Article Preview
Top1. Introduction
The chemmometrics is a branch of analytical chemistry that uses knowledge mathematical, statistical, and logic to develop methods to chemical data analysis (Brown, Blank, Sum, & Weyer, 1994; Yusoff, Venkat, Yusof, & Abdullah, 2012). The main goal this area is the concentration determination of analyte collected using instrumental methods (Beebe, Pell & Seasholtz, 1998). The concentration value is obtained indirectly from direct measurements (absortion, light emission) made by the instrument using a calibration model that relates the physical measurements with the concentration of interest analyte (Skoog, 2008).
Prediction in chemmometrics is a procedure that use a multivariate model to predict the properties of a given sample. The absorbance at a wavelength can be related to the concentration of an analyte (Martens, 1989). The multivariate calibration is related to the construction of a mathematic model to calculate a predict value based on measured values of a set of explanatory variables There are popular calibration models to building multivariate regression model as Multiple Linear Regression (MLR) (Martens, 1989), Principal Component Regression (PCR) (Jolliffe, 1982) and Partial Least Square Regression (PLSR) (Beebe, et al., 1998; Martens & Naes, 1989).
Sometimes, it isn’t necessary the use of all collected data of a sample during the calibration process to analyze just some features of the sample. The selection of variables with information related to these features of interest allows creating more parsimonious and simple models, which are also easy of interpretation (Gaspar-Cunha, Mendes, Duarte, Vieira, Ribeiro, Ribeiro, & Neves, 2010). Others problems also found on calibration are the collinearity and sensitivity. The collinearity happens when two or more variables have correlated information. The sensitivity to noise prejudice the calibration efficiency and prediction of the compounds of sample, in particular MLR models (Martens & Naes, 1989; Draper, Smith, & Pownell, 1966).

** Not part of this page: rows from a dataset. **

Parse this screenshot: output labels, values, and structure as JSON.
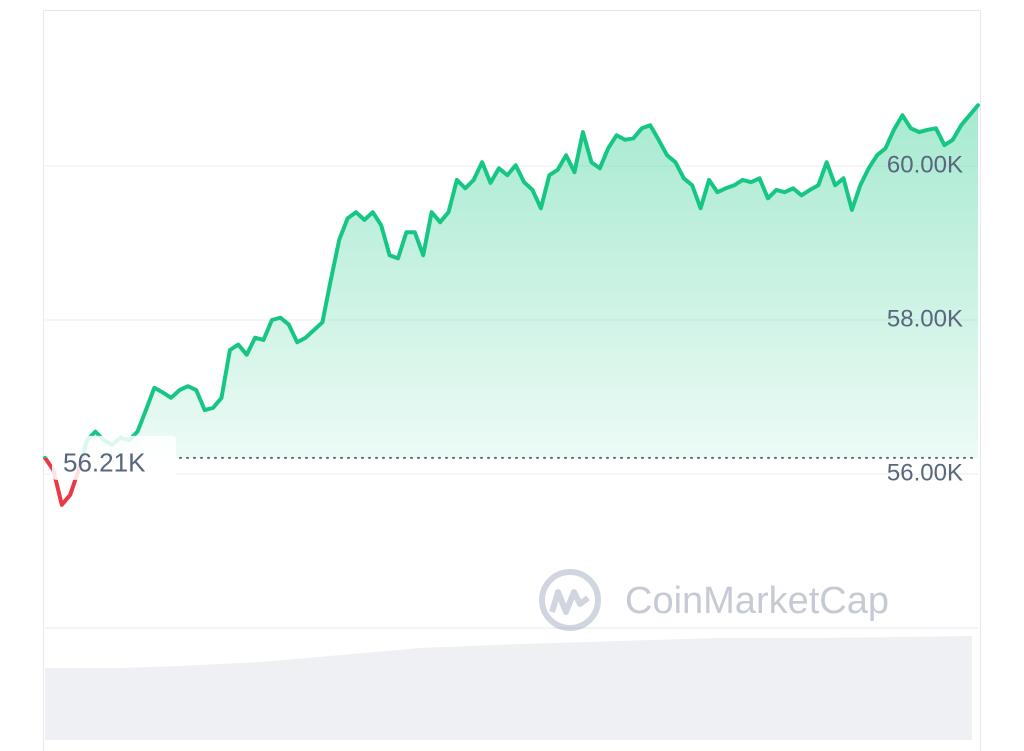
{
  "chart_data": {
    "type": "line",
    "values": [
      56210,
      56050,
      55600,
      55730,
      56050,
      56440,
      56550,
      56440,
      56380,
      56470,
      56440,
      56550,
      56830,
      57120,
      57060,
      56990,
      57090,
      57140,
      57090,
      56830,
      56860,
      56990,
      57610,
      57680,
      57550,
      57770,
      57740,
      58000,
      58030,
      57940,
      57710,
      57770,
      57870,
      57970,
      58520,
      59040,
      59320,
      59400,
      59300,
      59400,
      59230,
      58840,
      58800,
      59140,
      59140,
      58840,
      59400,
      59270,
      59400,
      59820,
      59710,
      59820,
      60050,
      59780,
      59970,
      59880,
      60010,
      59790,
      59690,
      59450,
      59880,
      59950,
      60140,
      59920,
      60440,
      60050,
      59970,
      60230,
      60400,
      60340,
      60360,
      60490,
      60530,
      60340,
      60140,
      60050,
      59840,
      59750,
      59450,
      59820,
      59660,
      59710,
      59750,
      59820,
      59790,
      59840,
      59580,
      59690,
      59660,
      59710,
      59620,
      59690,
      59750,
      60050,
      59750,
      59840,
      59430,
      59750,
      59970,
      60140,
      60230,
      60470,
      60660,
      60490,
      60440,
      60470,
      60490,
      60270,
      60340,
      60530,
      60660,
      60790
    ],
    "color": "#16c784",
    "down_color": "#ea3943",
    "ylim": [
      54000,
      62000
    ],
    "yticks": [
      {
        "value": 56000,
        "label": "56.00K"
      },
      {
        "value": 58000,
        "label": "58.00K"
      },
      {
        "value": 60000,
        "label": "60.00K"
      }
    ],
    "grid": true,
    "baseline": {
      "value": 56210,
      "label": "56.21K"
    },
    "watermark": "CoinMarketCap"
  }
}
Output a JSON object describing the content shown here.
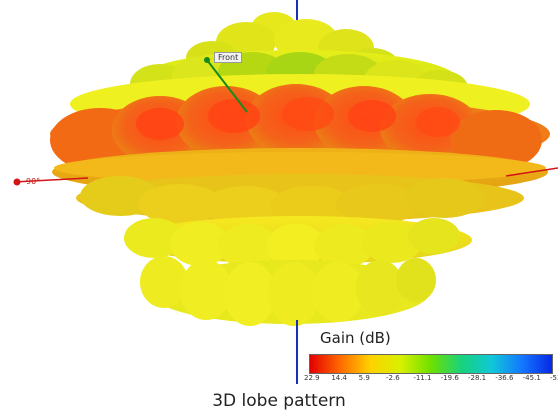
{
  "diagram": {
    "front_label": "Front",
    "axis_90_label": "90°",
    "caption": "3D lobe pattern"
  },
  "legend": {
    "title": "Gain (dB)",
    "ticks": [
      "22.9",
      "14.4",
      "5.9",
      "-2.6",
      "-11.1",
      "-19.6",
      "-28.1",
      "-36.6",
      "-45.1",
      "-53.6"
    ],
    "gradient_colors": [
      "#e40000",
      "#ff6a00",
      "#ffd200",
      "#d8f000",
      "#6ee000",
      "#18d27a",
      "#10c8d8",
      "#1478ff",
      "#0828e6"
    ]
  }
}
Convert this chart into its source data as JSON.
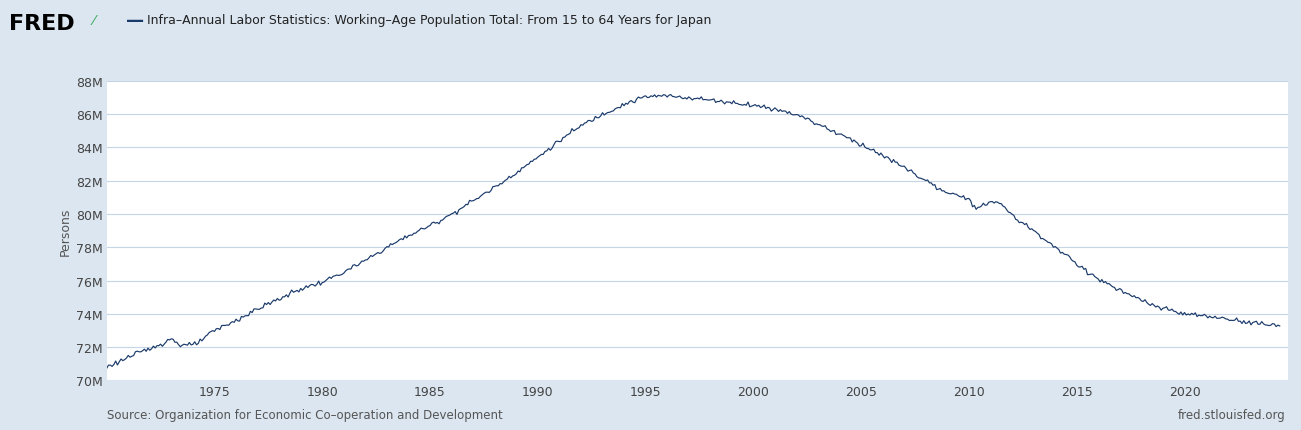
{
  "title": "Infra–Annual Labor Statistics: Working–Age Population Total: From 15 to 64 Years for Japan",
  "ylabel": "Persons",
  "source_left": "Source: Organization for Economic Co–operation and Development",
  "source_right": "fred.stlouisfed.org",
  "line_color": "#1a3a6b",
  "bg_color": "#FFFFFF",
  "outer_bg_color": "#dce6f0",
  "grid_color": "#c5d5e5",
  "ylim_min": 70000000,
  "ylim_max": 88000000,
  "ytick_vals": [
    70000000,
    72000000,
    74000000,
    76000000,
    78000000,
    80000000,
    82000000,
    84000000,
    86000000,
    88000000
  ],
  "ytick_labels": [
    "70M",
    "72M",
    "74M",
    "76M",
    "78M",
    "80M",
    "82M",
    "84M",
    "86M",
    "88M"
  ],
  "xtick_years": [
    1975,
    1980,
    1985,
    1990,
    1995,
    2000,
    2005,
    2010,
    2015,
    2020
  ],
  "xmin": 1970.0,
  "xmax": 2024.8,
  "keypoints_x": [
    1970.0,
    1971.0,
    1972.0,
    1973.0,
    1973.4,
    1974.0,
    1974.5,
    1975.0,
    1976.0,
    1977.0,
    1978.0,
    1979.0,
    1980.0,
    1981.0,
    1982.0,
    1983.0,
    1984.0,
    1985.0,
    1986.0,
    1987.0,
    1988.0,
    1989.0,
    1990.0,
    1991.0,
    1992.0,
    1993.0,
    1994.0,
    1995.0,
    1996.0,
    1997.0,
    1998.0,
    1999.0,
    2000.0,
    2001.0,
    2002.0,
    2003.0,
    2004.0,
    2005.0,
    2006.0,
    2007.0,
    2008.0,
    2009.0,
    2010.0,
    2010.35,
    2011.0,
    2011.5,
    2012.0,
    2013.0,
    2014.0,
    2015.0,
    2016.0,
    2017.0,
    2018.0,
    2019.0,
    2020.0,
    2021.0,
    2022.0,
    2023.0,
    2024.0,
    2024.42
  ],
  "keypoints_y": [
    70.8,
    71.4,
    71.9,
    72.5,
    72.15,
    72.1,
    72.5,
    73.0,
    73.6,
    74.3,
    74.9,
    75.5,
    75.9,
    76.5,
    77.2,
    78.0,
    78.7,
    79.3,
    80.0,
    80.8,
    81.6,
    82.5,
    83.4,
    84.4,
    85.3,
    86.0,
    86.6,
    87.05,
    87.1,
    87.0,
    86.85,
    86.7,
    86.55,
    86.3,
    86.0,
    85.4,
    84.8,
    84.2,
    83.5,
    82.8,
    82.0,
    81.2,
    81.0,
    80.2,
    80.8,
    80.6,
    79.9,
    79.0,
    78.0,
    77.0,
    76.1,
    75.4,
    74.8,
    74.3,
    74.0,
    73.85,
    73.7,
    73.5,
    73.35,
    73.3
  ]
}
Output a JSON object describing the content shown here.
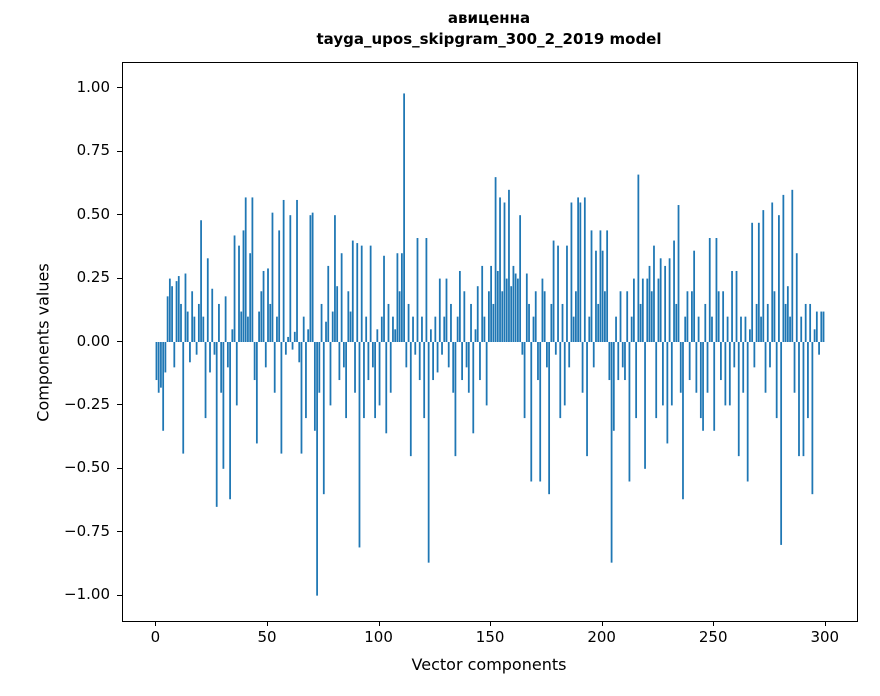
{
  "title": {
    "line1": "авиценна",
    "line2": "tayga_upos_skipgram_300_2_2019 model"
  },
  "axes": {
    "xlabel": "Vector components",
    "ylabel": "Components values",
    "x_tick_values": [
      0,
      50,
      100,
      150,
      200,
      250,
      300
    ],
    "x_tick_labels": [
      "0",
      "50",
      "100",
      "150",
      "200",
      "250",
      "300"
    ],
    "y_tick_values": [
      1.0,
      0.75,
      0.5,
      0.25,
      0.0,
      -0.25,
      -0.5,
      -0.75,
      -1.0
    ],
    "y_tick_labels": [
      "1.00",
      "0.75",
      "0.50",
      "0.25",
      "0.00",
      "−0.25",
      "−0.50",
      "−0.75",
      "−1.00"
    ]
  },
  "chart_data": {
    "type": "bar",
    "title": "авиценна\ntayga_upos_skipgram_300_2_2019 model",
    "xlabel": "Vector components",
    "ylabel": "Components values",
    "xlim": [
      -15,
      314
    ],
    "ylim": [
      -1.1,
      1.1
    ],
    "grid": false,
    "legend": false,
    "bar_color": "#1f77b4",
    "n_components": 300,
    "values": [
      -0.15,
      -0.2,
      -0.18,
      -0.35,
      -0.12,
      0.18,
      0.25,
      0.22,
      -0.1,
      0.24,
      0.26,
      0.15,
      -0.44,
      0.27,
      0.12,
      -0.08,
      0.2,
      0.1,
      -0.05,
      0.15,
      0.48,
      0.1,
      -0.3,
      0.33,
      -0.12,
      0.21,
      -0.05,
      -0.65,
      0.15,
      -0.2,
      -0.5,
      0.18,
      -0.1,
      -0.62,
      0.05,
      0.42,
      -0.25,
      0.38,
      0.12,
      0.44,
      0.57,
      0.1,
      0.35,
      0.57,
      -0.15,
      -0.4,
      0.12,
      0.2,
      0.28,
      -0.1,
      0.29,
      0.15,
      0.51,
      -0.2,
      0.1,
      0.44,
      -0.44,
      0.56,
      -0.05,
      0.02,
      0.5,
      -0.03,
      0.04,
      0.56,
      -0.08,
      -0.44,
      0.1,
      -0.3,
      0.05,
      0.5,
      0.51,
      -0.35,
      -1.0,
      -0.2,
      0.15,
      -0.6,
      0.08,
      0.3,
      -0.25,
      0.12,
      0.5,
      0.22,
      -0.15,
      0.35,
      -0.1,
      -0.3,
      0.2,
      0.12,
      0.4,
      -0.2,
      0.39,
      -0.81,
      0.38,
      -0.3,
      0.1,
      -0.15,
      0.38,
      -0.1,
      -0.3,
      0.05,
      -0.25,
      0.1,
      0.34,
      -0.36,
      0.15,
      -0.2,
      0.1,
      0.05,
      0.35,
      0.2,
      0.35,
      0.98,
      -0.1,
      0.15,
      -0.45,
      0.1,
      -0.05,
      0.41,
      -0.15,
      0.1,
      -0.3,
      0.41,
      -0.87,
      0.05,
      -0.15,
      0.1,
      -0.12,
      0.25,
      -0.05,
      0.1,
      0.25,
      -0.1,
      0.15,
      -0.2,
      -0.45,
      0.1,
      0.28,
      -0.15,
      0.2,
      -0.1,
      -0.2,
      0.15,
      -0.36,
      0.05,
      0.22,
      -0.15,
      0.3,
      0.1,
      -0.25,
      0.2,
      0.3,
      0.15,
      0.65,
      0.28,
      0.57,
      0.2,
      0.55,
      0.25,
      0.6,
      0.22,
      0.3,
      0.27,
      0.25,
      0.5,
      -0.05,
      -0.3,
      0.27,
      0.15,
      -0.55,
      0.1,
      0.2,
      -0.15,
      -0.55,
      0.25,
      0.2,
      -0.1,
      -0.6,
      0.15,
      0.4,
      -0.05,
      0.38,
      -0.3,
      0.15,
      -0.25,
      0.38,
      -0.1,
      0.55,
      0.1,
      0.2,
      0.57,
      0.55,
      -0.2,
      0.57,
      -0.45,
      0.1,
      0.44,
      -0.1,
      0.36,
      0.15,
      0.44,
      0.36,
      0.2,
      0.44,
      -0.15,
      -0.87,
      -0.35,
      0.1,
      -0.15,
      0.2,
      -0.1,
      -0.15,
      0.2,
      -0.55,
      0.1,
      0.25,
      -0.3,
      0.66,
      0.15,
      0.25,
      -0.5,
      0.25,
      0.3,
      0.2,
      0.38,
      -0.3,
      0.25,
      0.33,
      -0.25,
      0.3,
      -0.4,
      0.33,
      -0.25,
      0.4,
      0.15,
      0.54,
      -0.2,
      -0.62,
      0.1,
      0.2,
      -0.15,
      0.2,
      0.36,
      -0.2,
      0.1,
      -0.3,
      -0.35,
      0.15,
      -0.2,
      0.41,
      0.1,
      -0.35,
      0.41,
      0.2,
      -0.15,
      0.2,
      -0.25,
      0.1,
      -0.25,
      0.28,
      -0.1,
      0.28,
      -0.45,
      0.1,
      -0.2,
      0.1,
      -0.55,
      0.05,
      0.47,
      -0.1,
      0.15,
      0.47,
      0.1,
      0.52,
      -0.2,
      0.15,
      -0.1,
      0.55,
      0.2,
      -0.3,
      0.5,
      -0.8,
      0.58,
      0.15,
      0.22,
      0.1,
      0.6,
      -0.2,
      0.35,
      -0.45,
      0.1,
      -0.45,
      0.15,
      -0.3,
      0.15,
      -0.6,
      0.05,
      0.12,
      -0.05,
      0.12,
      0.12
    ]
  }
}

A solution to the collinear variables is to obliterate them through variable selection methods (Guyon, & Elisseeff, 2003). At this process, the use of evolutionary algorithms, in particular Genetic Algorithms (GAs) are promising methods. An optimization algorithm like an evolutionary algorithm can be used to choose a strong subset of variables with little redundancy and information related to the characteristics of interest (Holland, 1992).
At this work we propose the use of the multi-objective genetic algorithms NSGA-II to the variables selection process. This problem has two conflicting objectives: minimize the residual error between concentration predicted by the MLR model and the real protein concentration of the grain, and minimize the number of selected variables. When we reduce the number of selected variables we also reduce the computational cost and simplify the calibration model (Coello, Lamont, & Van Veldhuisen, 2007).